C’est dans ce tableau d’ensemble que le MCB Group identifie le secteur des services financiers comme principale bouée de sauvetage. La solidité de cette ancre est cependant conditionnée par une exigence réglementaire précise : « preserving Mauritius’ investment-grade sovereign rating remains a cornerstone of the IFC’s reputation, underpinning its credibility and reinforcing its attractiveness as a leading platform for trade and investment in Africa. » La conservation de cette notation souveraine est présentée non pas comme un objectif purement financier, mais comme une condition de crédibilité institutionnelle dont la responsabilité incombe directement au gouvernement.

Le MCB Group reconnaît que « sustaining the pace of fiscal consolidation will remain critical », tout en prévenant que « progress is likely to remain gradual given the challenging economic environment. » Ce sont ces deux phrases, brèves et sans équivoque, qui fixeront probablement les termes de l’évaluation que conduira le FMI le 8 juillet à Washington, au lendemain d’un Budget Speech que le Parlement, les créanciers et les agences de notation scruteront avec une égale attention.

Questions-réponses

Quelles obligations légales encadrent la trajectoire de la dette publique à Maurice ?

La Public Debt Management Act engage formellement le gouvernement à ramener la dette de l'administration générale à 75% du PIB d'ici 2030, puis à 60% d'ici 2035. Or, à fin mars, cet indicateur atteignait 80,8% du PIB, contre 80,6% en décembre 2025, révélant un écart persistant entre les obligations légales et la trajectoire réelle.

Quel rôle joue le FMI dans la surveillance des finances publiques mauriciennes ?

Le FMI s'apprête à inscrire à l'agenda de son conseil d'administration, le 8 juillet à Washington, les consultations au titre de l'Article IV concernant Maurice. Ce processus viendra compléter, sur le plan international, l'examen des choix budgétaires du gouvernement, renforçant la pression sur le décideur public.
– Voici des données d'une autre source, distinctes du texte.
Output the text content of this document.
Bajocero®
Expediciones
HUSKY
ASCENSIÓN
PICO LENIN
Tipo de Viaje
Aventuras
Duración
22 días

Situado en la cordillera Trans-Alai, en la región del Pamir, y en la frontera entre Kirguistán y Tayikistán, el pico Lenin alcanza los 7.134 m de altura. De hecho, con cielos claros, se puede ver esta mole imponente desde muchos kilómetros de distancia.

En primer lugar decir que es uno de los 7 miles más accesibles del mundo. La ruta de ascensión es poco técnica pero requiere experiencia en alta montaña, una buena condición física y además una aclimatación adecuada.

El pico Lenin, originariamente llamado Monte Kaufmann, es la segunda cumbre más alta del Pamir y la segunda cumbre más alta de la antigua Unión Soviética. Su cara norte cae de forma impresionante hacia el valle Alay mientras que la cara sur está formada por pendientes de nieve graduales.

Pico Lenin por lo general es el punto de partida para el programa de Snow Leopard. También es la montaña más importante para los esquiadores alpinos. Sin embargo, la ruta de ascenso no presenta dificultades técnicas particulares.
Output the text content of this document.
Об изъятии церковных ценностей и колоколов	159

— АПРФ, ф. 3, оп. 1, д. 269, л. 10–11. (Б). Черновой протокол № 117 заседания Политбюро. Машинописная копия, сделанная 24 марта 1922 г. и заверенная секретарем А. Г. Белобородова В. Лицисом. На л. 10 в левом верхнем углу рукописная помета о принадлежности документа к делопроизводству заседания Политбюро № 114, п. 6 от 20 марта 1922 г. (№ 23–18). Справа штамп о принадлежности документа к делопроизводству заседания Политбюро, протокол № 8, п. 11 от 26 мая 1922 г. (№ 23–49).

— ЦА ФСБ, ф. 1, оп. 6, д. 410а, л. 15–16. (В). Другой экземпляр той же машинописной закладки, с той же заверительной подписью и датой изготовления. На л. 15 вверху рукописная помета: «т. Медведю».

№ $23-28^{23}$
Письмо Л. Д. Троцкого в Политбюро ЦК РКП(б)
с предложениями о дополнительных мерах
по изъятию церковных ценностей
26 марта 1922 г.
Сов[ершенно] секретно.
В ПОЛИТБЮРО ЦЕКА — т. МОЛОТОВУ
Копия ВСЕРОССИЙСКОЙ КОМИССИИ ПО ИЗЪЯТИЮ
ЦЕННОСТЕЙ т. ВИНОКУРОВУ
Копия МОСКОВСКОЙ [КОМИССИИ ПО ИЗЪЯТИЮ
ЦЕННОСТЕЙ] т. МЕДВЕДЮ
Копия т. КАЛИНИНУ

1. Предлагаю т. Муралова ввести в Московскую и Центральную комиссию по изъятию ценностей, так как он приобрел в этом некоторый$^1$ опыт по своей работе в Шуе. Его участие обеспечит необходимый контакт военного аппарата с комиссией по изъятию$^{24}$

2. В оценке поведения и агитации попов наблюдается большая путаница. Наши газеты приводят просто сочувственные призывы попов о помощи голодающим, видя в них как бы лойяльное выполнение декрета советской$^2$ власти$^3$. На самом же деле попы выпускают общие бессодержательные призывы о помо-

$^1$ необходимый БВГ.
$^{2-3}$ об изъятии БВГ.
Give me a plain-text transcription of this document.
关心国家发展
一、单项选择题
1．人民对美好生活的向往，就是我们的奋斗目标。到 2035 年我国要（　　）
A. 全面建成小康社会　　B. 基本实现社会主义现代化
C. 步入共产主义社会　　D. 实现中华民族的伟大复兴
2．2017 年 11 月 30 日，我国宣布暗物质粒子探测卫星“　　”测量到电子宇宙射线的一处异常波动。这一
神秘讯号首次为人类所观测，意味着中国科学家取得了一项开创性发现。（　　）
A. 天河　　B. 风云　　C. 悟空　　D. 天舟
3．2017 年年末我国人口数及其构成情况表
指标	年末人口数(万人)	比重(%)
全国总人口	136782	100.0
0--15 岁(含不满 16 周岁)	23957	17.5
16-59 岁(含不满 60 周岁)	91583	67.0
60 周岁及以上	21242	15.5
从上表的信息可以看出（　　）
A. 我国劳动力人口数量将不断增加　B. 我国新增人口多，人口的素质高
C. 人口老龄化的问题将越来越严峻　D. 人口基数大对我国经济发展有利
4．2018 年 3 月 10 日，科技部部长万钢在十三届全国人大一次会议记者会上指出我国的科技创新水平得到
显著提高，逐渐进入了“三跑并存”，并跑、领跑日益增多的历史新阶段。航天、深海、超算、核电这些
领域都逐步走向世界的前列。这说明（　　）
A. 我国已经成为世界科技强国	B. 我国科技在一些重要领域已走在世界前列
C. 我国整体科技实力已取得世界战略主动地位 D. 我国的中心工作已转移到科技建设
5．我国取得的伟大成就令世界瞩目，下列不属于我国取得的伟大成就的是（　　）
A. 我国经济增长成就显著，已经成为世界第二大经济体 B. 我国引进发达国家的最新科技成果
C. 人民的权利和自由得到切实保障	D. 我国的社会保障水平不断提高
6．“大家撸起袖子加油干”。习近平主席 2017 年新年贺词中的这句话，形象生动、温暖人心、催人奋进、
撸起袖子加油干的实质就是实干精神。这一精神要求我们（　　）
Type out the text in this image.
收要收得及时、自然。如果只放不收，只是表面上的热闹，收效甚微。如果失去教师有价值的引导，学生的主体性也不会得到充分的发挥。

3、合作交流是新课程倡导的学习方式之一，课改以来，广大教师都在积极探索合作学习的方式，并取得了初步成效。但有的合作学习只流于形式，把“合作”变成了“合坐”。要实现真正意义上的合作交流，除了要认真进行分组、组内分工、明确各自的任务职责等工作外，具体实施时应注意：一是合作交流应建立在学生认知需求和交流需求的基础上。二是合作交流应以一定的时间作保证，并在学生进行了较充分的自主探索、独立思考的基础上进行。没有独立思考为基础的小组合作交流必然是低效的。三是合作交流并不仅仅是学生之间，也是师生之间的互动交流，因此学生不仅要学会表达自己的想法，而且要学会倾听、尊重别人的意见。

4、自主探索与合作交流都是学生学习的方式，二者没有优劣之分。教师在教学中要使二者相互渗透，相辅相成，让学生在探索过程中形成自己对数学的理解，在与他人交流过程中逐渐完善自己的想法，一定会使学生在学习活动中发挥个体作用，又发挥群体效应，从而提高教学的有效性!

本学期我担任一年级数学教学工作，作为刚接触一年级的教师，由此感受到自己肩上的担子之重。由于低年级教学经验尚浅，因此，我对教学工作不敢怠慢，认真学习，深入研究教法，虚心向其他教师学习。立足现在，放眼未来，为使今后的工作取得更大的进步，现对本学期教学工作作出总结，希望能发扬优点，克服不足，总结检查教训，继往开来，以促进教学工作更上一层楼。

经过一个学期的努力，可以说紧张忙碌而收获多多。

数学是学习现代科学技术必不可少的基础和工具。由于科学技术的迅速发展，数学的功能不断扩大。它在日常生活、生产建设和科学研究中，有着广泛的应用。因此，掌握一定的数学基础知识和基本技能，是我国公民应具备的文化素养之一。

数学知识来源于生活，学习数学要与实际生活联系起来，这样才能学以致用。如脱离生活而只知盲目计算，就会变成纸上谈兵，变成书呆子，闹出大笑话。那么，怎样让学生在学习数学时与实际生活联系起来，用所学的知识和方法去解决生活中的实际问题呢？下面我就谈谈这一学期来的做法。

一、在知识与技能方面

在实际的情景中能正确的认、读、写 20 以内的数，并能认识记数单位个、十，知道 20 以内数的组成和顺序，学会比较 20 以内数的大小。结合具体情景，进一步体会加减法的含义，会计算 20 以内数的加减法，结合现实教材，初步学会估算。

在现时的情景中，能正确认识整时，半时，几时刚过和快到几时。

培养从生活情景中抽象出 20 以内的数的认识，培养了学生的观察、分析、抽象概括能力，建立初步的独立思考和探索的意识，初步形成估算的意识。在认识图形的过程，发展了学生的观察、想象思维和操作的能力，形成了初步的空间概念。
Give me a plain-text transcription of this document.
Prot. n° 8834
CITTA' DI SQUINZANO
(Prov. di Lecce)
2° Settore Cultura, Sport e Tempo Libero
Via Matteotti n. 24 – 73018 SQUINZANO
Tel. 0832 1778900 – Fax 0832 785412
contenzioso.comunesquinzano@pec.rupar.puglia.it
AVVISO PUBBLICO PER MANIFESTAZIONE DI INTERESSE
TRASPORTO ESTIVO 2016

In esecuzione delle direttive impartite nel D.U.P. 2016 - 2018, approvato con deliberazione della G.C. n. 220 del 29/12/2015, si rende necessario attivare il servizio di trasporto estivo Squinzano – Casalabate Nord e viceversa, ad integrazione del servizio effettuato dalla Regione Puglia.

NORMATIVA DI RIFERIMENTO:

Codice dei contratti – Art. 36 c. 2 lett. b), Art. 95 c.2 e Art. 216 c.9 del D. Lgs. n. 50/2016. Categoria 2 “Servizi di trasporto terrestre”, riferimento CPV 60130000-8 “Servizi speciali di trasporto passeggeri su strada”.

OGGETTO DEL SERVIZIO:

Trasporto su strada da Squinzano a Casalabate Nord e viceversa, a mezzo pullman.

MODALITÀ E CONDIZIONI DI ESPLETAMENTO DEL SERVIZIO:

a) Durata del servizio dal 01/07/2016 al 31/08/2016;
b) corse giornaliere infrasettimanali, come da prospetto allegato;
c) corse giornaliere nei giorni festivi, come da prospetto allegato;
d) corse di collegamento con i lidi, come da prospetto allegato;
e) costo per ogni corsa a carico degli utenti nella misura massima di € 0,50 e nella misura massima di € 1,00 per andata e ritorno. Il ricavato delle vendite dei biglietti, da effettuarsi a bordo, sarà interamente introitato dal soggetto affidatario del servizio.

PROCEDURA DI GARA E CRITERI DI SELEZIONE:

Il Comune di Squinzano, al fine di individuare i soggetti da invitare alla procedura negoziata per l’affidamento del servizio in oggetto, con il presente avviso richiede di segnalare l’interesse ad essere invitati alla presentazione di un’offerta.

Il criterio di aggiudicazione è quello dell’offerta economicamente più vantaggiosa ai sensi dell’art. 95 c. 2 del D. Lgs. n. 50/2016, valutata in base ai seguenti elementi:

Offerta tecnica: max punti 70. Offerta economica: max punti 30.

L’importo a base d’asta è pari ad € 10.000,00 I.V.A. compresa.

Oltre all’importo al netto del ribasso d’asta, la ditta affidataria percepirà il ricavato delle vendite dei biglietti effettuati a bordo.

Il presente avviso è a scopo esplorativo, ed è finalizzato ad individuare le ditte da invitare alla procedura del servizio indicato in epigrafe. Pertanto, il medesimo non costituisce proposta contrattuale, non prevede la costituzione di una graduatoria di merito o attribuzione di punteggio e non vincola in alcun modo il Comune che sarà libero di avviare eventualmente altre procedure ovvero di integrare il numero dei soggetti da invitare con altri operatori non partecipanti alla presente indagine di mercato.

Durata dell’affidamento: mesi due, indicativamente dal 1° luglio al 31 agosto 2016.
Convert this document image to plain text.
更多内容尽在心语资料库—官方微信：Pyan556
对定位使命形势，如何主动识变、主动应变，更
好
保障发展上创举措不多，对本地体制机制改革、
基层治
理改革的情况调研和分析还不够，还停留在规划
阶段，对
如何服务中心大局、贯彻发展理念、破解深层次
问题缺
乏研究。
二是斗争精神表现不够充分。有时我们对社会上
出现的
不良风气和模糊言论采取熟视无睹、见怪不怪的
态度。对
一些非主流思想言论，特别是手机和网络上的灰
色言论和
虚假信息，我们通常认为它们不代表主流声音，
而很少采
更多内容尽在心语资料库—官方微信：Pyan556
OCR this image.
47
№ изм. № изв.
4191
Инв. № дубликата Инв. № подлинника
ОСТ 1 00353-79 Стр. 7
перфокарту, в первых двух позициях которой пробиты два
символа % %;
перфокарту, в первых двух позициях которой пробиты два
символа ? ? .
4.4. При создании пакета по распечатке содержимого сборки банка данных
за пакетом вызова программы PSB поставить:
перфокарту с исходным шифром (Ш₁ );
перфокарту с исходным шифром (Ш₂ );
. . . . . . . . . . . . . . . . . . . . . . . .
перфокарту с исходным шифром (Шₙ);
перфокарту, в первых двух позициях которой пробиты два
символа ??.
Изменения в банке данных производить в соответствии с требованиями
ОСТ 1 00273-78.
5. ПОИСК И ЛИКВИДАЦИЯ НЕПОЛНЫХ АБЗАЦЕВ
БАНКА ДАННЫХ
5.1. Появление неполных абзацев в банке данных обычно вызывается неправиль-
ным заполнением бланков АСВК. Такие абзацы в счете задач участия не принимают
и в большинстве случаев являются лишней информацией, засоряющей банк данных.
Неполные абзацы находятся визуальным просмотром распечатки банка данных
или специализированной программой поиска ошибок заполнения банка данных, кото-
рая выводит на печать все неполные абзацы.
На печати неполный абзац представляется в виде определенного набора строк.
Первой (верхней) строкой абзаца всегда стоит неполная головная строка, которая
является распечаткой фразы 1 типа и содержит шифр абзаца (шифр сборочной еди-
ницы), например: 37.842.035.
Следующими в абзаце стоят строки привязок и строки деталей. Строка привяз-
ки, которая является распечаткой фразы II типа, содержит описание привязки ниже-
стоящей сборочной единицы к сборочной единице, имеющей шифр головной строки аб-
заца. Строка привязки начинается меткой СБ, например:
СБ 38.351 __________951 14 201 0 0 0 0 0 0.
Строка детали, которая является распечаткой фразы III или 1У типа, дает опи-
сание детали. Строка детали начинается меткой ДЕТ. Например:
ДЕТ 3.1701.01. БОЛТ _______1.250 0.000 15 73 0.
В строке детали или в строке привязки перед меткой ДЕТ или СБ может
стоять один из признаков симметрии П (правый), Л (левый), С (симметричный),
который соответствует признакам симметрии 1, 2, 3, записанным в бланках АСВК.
Qu'est-ce que la Fiscal Responsibility Act et quel est son statut institutionnel ?

La Fiscal Responsibility Act est un texte législatif maintes fois annoncé, présenté comme un levier décisif pour renforcer le cadre de gestion des finances publiques, améliorer la redevabilité gouvernementale et soutenir la soutenabilité budgétaire à long terme. Il doit toutefois encore être présenté, débattu et adopté par l'Assemblée nationale avant de produire ses effets.

Comment les dégradations sectorielles affectent-elles les recettes et dépenses de l'État ?

Malgré des contractions dans le tourisme, le textile et l'automobile, les recettes de l'État ont progressé de 12,1% sur juillet 2025 à avril, atteignant Rs 160 milliards, tandis que les dépenses publiques reculaient de 1,3%. Cependant, un manque à gagner de Rs 10 milliards lié au Chagos Deal et des pressions inflationnistes sur les approvisionnements pourraient contraindre le gouvernement à mobiliser des dépenses sociales supplémentaires.